Он слишком для меня близок и непонятен. Когда я вспоминаю его, то меня поражает именно неистощимая подвижность его ума, неиссякающая плодовитость его души. В нем как будто не было ничего сложившегося, так обильно нарастали мысли и чувства, столько таилось неизвестного и непроявившегося под тем, что успело сказаться. Поэтому и литературная деятельность его растет и расширяется какими-то порывами, не подходящими под обыкновенную форму развития. После ровного ее течения, и даже как будто ослабления, он вдруг обнаруживал новые силы, показывался с новой стороны. (…)
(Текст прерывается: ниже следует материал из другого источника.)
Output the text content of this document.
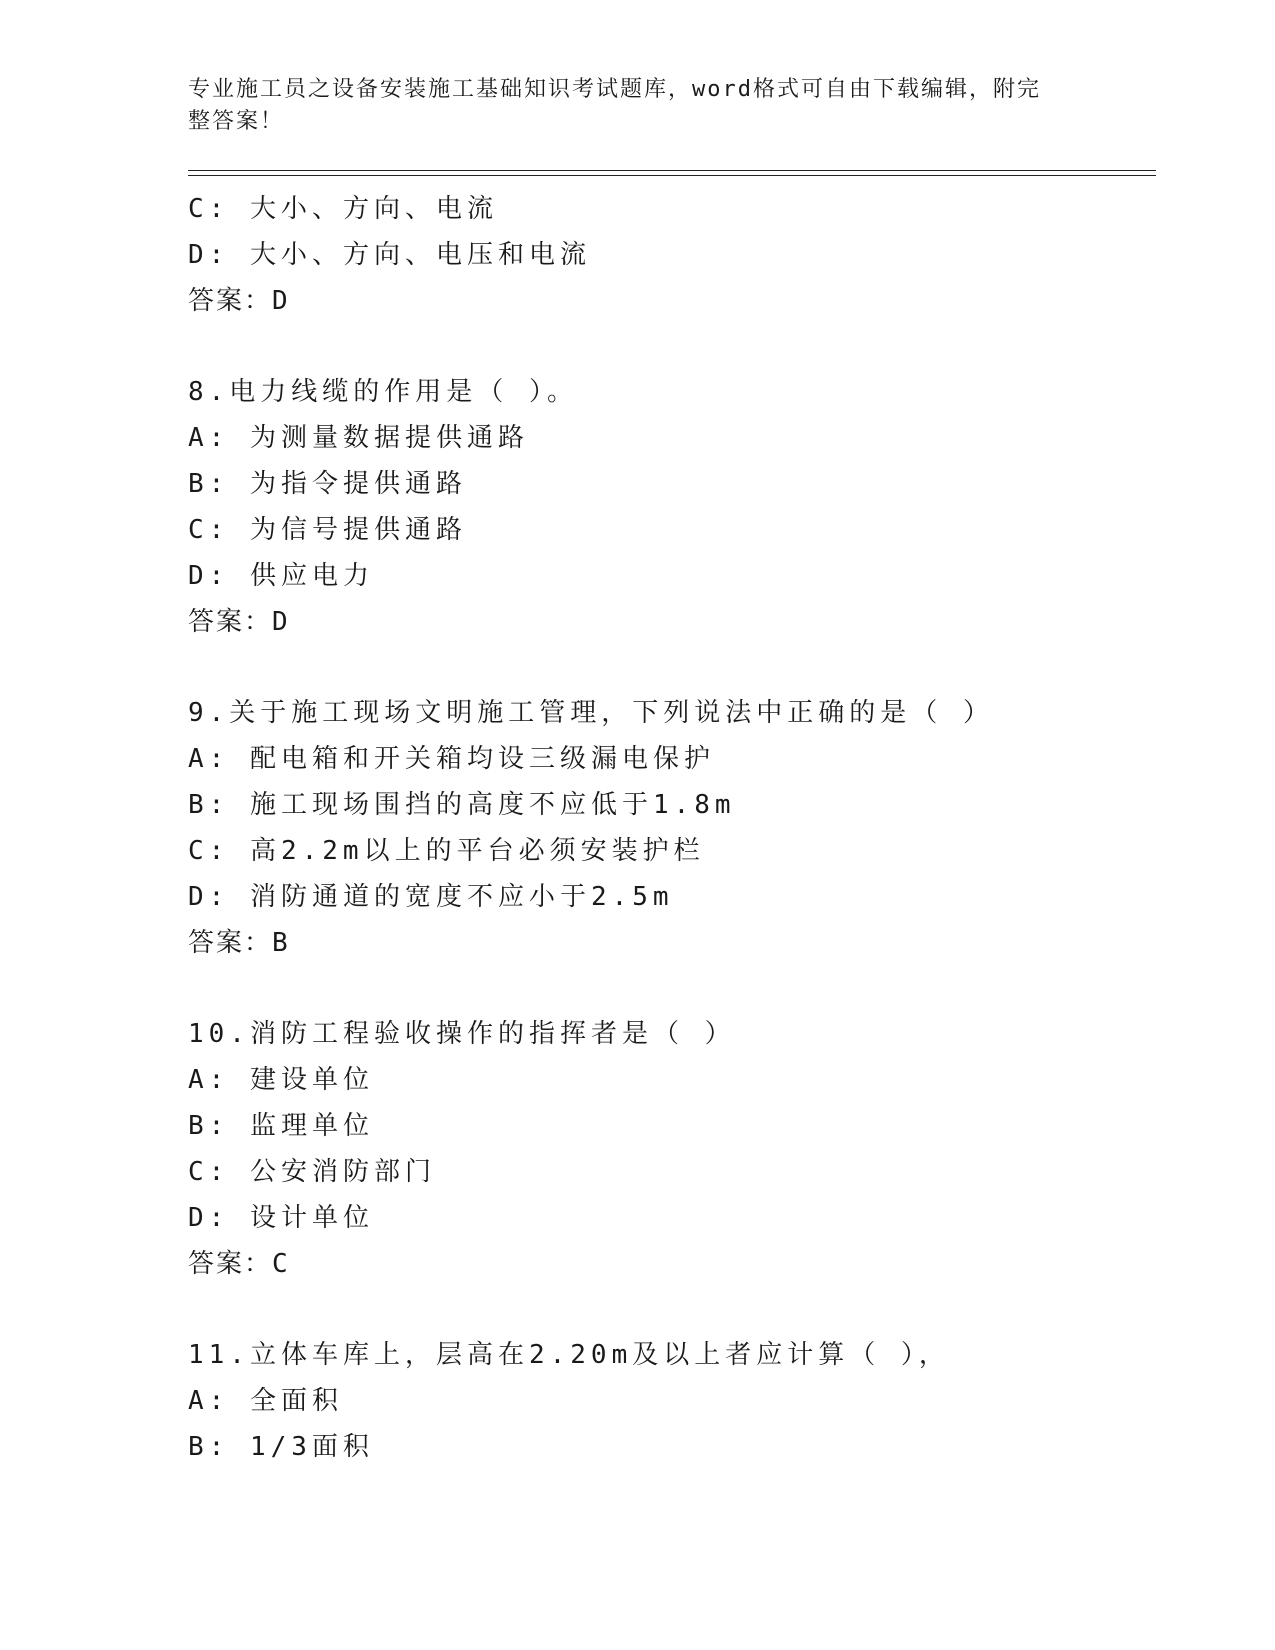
专业施工员之设备安装施工基础知识考试题库，word格式可自由下载编辑，附完
整答案！
C: 大小、方向、电流
D: 大小、方向、电压和电流
答案：D
8.电力线缆的作用是（ ）。
A: 为测量数据提供通路
B: 为指令提供通路
C: 为信号提供通路
D: 供应电力
答案：D
9.关于施工现场文明施工管理，下列说法中正确的是（ ）
A: 配电箱和开关箱均设三级漏电保护
B: 施工现场围挡的高度不应低于1.8m
C: 高2.2m以上的平台必须安装护栏
D: 消防通道的宽度不应小于2.5m
答案：B
10.消防工程验收操作的指挥者是（ ）
A: 建设单位
B: 监理单位
C: 公安消防部门
D: 设计单位
答案：C
11.立体车库上，层高在2.20m及以上者应计算（ ），
A: 全面积
B: 1/3面积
С чрезвычайной ясностию в нем обнаруживалось особенного рода раздвоение, состоящее в том, что человек предается очень живо известным мыслям и чувствам, но сохраняет в душе неподдающуюся и неколеблющуюся точку, с которой смотрит на самого себя, на свои мысли и чувства. Он сам иногда говорил об этом свойстве и называл его рефлексиею. Следствием такого душевного строя бывает то, что человек сохраняет всегда возможность судить о том, что наполняет его душу, что различные чувства и настроения могут проходить в душе, не овладевая ею до конца, и что из этого глубокого душевного центра исходит энергия, оживляющая и преобразующая всю деятельность и все содержание ума и творчества.
Как бы то ни было, Федор Михайлович всегда поражал меня широкостию своих сочувствий, уменьем понимать различные и противоположные взгляды. (…)
…в последние годы жизни он читал удивительно и совершенно справедливо приводил публику в восхищение своим искусством. (…)
Что касается до поспешности и недоделанности своих произведений, то Федор Михайлович (…) очень ясно видел эти недостатки и без всяких околичностей сознавался в них. Мало того; хоть ему и жаль было этих "недовершенных созданий", но он не только не каялся в своей поспешности, а считал ее делом необходимым и полезным. Для него главное было подействовать на читателей, заявить свою мысль, произвести впечатление в известную сторону. Важно было не самое произведение, а минута и впечатление, хотя бы и неполное. (…)
С. В. Ковалевская
Достоевский опять пришел к нам, и на этот раз попал как нельзя более удачно: ни матери, ни тетушек дома не было, мы были одни с сестрой, и лед как-то сразу растаял. Федор Михайлович взял Анюту за руку, они сели рядом на диван и тотчас заговорили как два старые давнишние приятеля. Разговор уже не тянулся, как в прошлый раз, с усилием переползая с одной никому не интересной темы на другую. Теперь и Анюта и Достоевский как бы торопились высказаться, перебивали друг друга, шутили и смеялись.
Я сидела тут же, не вмешиваясь в разговор, не спуская глаз с Федора Михайловича и жадно впивая в себя все, что он говорил. Он казался мне теперь совсем другим человеком, совсем молодым и таким простым, милым и умным. (…)
С этого дня он стал совершенно своим человеком у нас в доме и, ввиду того что наше пребывание в Петербурге должно было продолжаться недолго, стал бывать у нас очень часто, раза три, четыре в неделю.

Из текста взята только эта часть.